Conclusions The combination of LNS8801 and pembrolizumab demonstrates encouraging anti-tumor activity in patients with secondary resistance to ICIs, including patients who enrolled immediately after confirmed progression on ICIs. The combination is tolerable without unanticipated toxicities. Germline GPER genotype is a promising predictive biomarker that could be used to select patients in future studies. These data support further development of LNS8801 in combination with pembrolizumab as a therapeutic approach to treat patients with secondary resistance to ICIs.

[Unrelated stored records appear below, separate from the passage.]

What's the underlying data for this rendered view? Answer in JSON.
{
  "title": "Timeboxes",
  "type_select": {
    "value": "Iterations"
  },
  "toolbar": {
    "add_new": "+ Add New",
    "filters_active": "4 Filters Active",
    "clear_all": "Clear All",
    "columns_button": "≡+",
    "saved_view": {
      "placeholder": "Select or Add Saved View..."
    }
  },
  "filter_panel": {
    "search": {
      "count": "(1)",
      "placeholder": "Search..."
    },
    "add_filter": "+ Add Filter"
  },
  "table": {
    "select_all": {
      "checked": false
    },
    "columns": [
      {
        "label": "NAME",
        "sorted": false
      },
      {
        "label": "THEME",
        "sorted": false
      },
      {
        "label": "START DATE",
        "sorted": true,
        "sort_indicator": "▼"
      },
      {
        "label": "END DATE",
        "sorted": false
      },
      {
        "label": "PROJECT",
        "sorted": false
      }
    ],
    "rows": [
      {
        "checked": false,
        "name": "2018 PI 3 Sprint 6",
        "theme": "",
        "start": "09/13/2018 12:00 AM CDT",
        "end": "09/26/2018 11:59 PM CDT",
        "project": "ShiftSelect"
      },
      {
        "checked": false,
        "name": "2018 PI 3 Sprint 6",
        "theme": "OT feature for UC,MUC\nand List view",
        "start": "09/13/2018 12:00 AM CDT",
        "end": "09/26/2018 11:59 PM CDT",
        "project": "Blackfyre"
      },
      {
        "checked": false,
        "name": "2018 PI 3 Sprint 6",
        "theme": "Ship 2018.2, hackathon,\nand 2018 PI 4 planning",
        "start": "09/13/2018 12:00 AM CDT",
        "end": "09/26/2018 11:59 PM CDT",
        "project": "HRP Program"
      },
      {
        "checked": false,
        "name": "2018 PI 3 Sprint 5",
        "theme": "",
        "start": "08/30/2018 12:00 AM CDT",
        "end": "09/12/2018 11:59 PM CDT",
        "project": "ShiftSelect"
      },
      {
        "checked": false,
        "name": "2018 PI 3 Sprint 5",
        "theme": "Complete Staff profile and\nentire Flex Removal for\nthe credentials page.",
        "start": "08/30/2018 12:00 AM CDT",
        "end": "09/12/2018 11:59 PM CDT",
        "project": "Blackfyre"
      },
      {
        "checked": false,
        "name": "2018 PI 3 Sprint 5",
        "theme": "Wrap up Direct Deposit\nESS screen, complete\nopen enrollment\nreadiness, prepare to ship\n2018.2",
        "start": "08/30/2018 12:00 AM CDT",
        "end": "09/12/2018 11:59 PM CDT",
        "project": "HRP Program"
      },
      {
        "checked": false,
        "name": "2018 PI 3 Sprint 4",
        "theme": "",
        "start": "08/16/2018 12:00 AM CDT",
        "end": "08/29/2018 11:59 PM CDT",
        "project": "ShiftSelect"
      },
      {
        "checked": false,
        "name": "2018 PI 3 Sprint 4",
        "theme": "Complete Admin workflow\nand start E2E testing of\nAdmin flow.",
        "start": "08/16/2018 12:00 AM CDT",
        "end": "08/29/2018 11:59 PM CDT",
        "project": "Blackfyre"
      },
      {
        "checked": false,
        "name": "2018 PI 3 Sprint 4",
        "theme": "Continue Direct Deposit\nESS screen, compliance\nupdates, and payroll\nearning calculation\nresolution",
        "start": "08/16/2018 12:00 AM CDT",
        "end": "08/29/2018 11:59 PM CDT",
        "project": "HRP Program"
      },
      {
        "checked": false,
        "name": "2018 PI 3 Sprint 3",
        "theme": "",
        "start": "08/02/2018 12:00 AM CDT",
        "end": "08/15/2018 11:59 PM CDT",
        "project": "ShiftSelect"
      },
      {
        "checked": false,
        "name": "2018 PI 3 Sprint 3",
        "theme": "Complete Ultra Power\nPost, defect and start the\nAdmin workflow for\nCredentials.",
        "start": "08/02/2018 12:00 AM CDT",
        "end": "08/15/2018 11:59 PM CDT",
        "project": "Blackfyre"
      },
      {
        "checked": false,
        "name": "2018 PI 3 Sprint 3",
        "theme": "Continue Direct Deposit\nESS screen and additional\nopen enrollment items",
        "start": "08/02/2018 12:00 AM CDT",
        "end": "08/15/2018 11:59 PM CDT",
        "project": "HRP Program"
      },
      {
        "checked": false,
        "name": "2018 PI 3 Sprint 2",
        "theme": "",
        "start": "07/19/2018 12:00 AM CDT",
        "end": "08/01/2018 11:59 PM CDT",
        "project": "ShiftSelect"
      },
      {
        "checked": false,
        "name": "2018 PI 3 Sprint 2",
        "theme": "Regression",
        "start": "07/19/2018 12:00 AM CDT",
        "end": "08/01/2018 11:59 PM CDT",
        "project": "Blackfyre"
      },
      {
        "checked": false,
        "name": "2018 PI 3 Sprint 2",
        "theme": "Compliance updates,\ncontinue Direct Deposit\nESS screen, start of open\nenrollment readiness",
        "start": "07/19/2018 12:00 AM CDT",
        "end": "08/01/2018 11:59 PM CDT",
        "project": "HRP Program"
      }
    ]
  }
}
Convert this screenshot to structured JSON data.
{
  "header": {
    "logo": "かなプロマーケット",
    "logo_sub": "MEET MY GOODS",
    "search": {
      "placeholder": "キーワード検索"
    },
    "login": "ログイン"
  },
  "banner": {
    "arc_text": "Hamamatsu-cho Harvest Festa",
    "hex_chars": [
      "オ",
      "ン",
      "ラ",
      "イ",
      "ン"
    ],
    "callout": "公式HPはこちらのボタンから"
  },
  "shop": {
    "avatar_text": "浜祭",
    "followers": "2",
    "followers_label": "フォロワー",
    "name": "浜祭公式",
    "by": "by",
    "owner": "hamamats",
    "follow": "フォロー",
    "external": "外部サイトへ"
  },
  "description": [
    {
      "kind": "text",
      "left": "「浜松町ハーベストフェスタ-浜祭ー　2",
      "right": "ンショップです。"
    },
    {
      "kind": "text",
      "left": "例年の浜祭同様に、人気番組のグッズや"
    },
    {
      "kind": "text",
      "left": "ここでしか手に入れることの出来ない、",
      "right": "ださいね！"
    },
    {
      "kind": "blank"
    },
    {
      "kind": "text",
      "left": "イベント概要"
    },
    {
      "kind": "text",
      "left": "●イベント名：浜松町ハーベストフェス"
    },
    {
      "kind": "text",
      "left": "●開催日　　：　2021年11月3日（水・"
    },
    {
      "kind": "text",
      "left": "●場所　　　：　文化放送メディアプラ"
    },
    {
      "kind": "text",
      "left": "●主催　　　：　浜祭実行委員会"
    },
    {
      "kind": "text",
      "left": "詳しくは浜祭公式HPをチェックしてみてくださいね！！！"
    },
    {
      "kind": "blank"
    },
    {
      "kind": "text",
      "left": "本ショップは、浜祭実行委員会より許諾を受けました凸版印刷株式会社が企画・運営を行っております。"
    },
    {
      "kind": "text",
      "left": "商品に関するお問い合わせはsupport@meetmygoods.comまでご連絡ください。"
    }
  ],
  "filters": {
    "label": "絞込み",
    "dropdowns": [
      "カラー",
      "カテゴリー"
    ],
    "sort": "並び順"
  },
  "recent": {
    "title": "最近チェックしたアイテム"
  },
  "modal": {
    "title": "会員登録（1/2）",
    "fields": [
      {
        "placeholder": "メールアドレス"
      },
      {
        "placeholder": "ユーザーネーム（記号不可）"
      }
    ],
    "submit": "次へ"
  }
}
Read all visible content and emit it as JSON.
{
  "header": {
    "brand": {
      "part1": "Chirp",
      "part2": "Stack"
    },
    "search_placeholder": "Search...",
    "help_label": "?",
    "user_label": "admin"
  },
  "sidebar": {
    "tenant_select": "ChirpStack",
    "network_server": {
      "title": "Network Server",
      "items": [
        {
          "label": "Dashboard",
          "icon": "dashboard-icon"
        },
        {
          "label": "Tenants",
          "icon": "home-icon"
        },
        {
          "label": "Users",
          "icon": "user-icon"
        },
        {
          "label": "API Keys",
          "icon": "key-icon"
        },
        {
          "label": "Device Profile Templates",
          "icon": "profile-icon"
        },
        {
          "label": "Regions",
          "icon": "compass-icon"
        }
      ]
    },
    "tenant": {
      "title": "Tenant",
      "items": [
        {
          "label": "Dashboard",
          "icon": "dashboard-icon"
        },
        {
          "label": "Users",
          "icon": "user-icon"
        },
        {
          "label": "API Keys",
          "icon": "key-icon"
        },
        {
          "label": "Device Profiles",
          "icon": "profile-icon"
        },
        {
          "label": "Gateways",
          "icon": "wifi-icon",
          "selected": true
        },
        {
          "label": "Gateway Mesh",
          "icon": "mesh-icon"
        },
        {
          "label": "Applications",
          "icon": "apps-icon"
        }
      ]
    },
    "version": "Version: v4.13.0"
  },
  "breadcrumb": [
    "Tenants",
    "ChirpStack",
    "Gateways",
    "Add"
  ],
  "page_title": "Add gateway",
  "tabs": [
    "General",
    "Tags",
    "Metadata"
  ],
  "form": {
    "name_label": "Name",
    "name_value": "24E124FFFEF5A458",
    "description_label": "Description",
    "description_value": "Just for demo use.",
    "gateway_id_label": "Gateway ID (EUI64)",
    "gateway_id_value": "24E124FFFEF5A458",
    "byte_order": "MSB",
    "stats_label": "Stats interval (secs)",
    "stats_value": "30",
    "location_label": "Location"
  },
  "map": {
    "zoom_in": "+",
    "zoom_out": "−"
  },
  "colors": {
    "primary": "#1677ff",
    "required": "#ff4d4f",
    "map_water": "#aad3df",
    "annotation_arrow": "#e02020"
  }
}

Trial Registration NCT04130516

Ethics Approval LNS-101 uses Western Institutional Review Board (WIRB) as a central IRB for this study. WIRB serves as the IRB for Cedars-Sinai Medical Center, the University of New Mexico, University of Pennsylvania, and Thomas Jefferson University. WIRB also serves as the IRB for the Yale University School of Medicine–Yale Cancer Center, but this site must be responsible for submissions due to institutional policies. Three sites do not use WIRB as the central IRB. South Texas Accelerated Research Therapeutics (START) is required to use Advarra IRB due to institutional policies, Massachusetts General Hospital is required to use their local IRB due to institutional policies, and MD Anderson Cancer Center is required to use their local IRB due to institutional policies.

Participants gave informed consent before taking part.